In the same vein, introducing “sister languages” lets the DM expand the number of tongues in the setting without impacting the flow of the game – which is to say that the amount of information the players receive won’t change. The orcs might speak several different languages in this world, and the cleric only speaks one of them. Even then, there are several regional dialects he’s never heard. Nevertheless, if the different orc languages are derived from a common tongue, the cleric might still be able to make sense of what’s being said, at least in part. They key narrative information can be provided to the players, while also making the world feel larger, more complex and lived in.

With written documents, the players might have to spend their down time trying to decipher it. The DM could feed them bits of information as they translate some parts of it. When half translated, it’s a perfect opportunity for the DM to throw a red herring into the party’s investigation in a delightful moment of irony.

Sentences can be translated in multiple ways, and depending on context, phrases can mean something completely different. Take the classic Twilight Zone episode “To Serve Man,” for instance; an alien species arrives on Earth and have a book called “To Serve Man” with them. The powers that be take this to be a great sign of the aliens’ benevolent nature, without having fully translated the text. Without getting into too many details (you really should watch it if you have the chance), let’s just say their interpretation of the title was… inaccurate. If done right, this sort of irony can be a great tool for advancing the plot, and for surprising the players with an unexpected—but foreshadowed—twist.

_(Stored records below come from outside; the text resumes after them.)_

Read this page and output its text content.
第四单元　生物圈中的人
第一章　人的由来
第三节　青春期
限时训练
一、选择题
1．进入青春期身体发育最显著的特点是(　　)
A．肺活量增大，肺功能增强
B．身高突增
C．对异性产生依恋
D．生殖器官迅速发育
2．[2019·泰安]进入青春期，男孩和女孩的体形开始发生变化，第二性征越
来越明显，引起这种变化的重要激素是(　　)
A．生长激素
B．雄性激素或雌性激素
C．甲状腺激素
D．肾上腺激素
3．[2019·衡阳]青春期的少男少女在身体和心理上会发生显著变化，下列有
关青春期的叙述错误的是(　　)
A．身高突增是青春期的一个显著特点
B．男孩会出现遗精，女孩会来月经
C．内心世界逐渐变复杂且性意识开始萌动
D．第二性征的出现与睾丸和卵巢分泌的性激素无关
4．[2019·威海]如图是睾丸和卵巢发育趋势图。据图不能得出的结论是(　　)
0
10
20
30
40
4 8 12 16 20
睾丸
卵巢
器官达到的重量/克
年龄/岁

Of course, this sort of twist can be quickly revealed if the warlock has Eyes of the Rune Keeper or if the wizard knows Comprehend Languages. If that’s the case, the DM may want these key documents written in some sort of code. The characters may be able to read it flawlessly, but that doesn’t mean it needs to make any sense when translated! For instance, this text keeps referencing some mythological figure named Darmok; why is he at Tanagra with Jalad, and what do Temba’s wide arms have anything to do with it? Moreover, what does any of this have to do with the kidnapping of the countess?

Ultimately, when presenting a language none of the characters understand, it’s far more interesting if the players have a way to puzzle it out rather than telling them that they just don’t know anything. Providing some context clues and describing the tone of the speaker go a long way toward this, but if one of the characters knows a sister tongue, why not give them a rough translation, even if it’s just a few words. It means the players have something to go on, and it helps to move the story forward.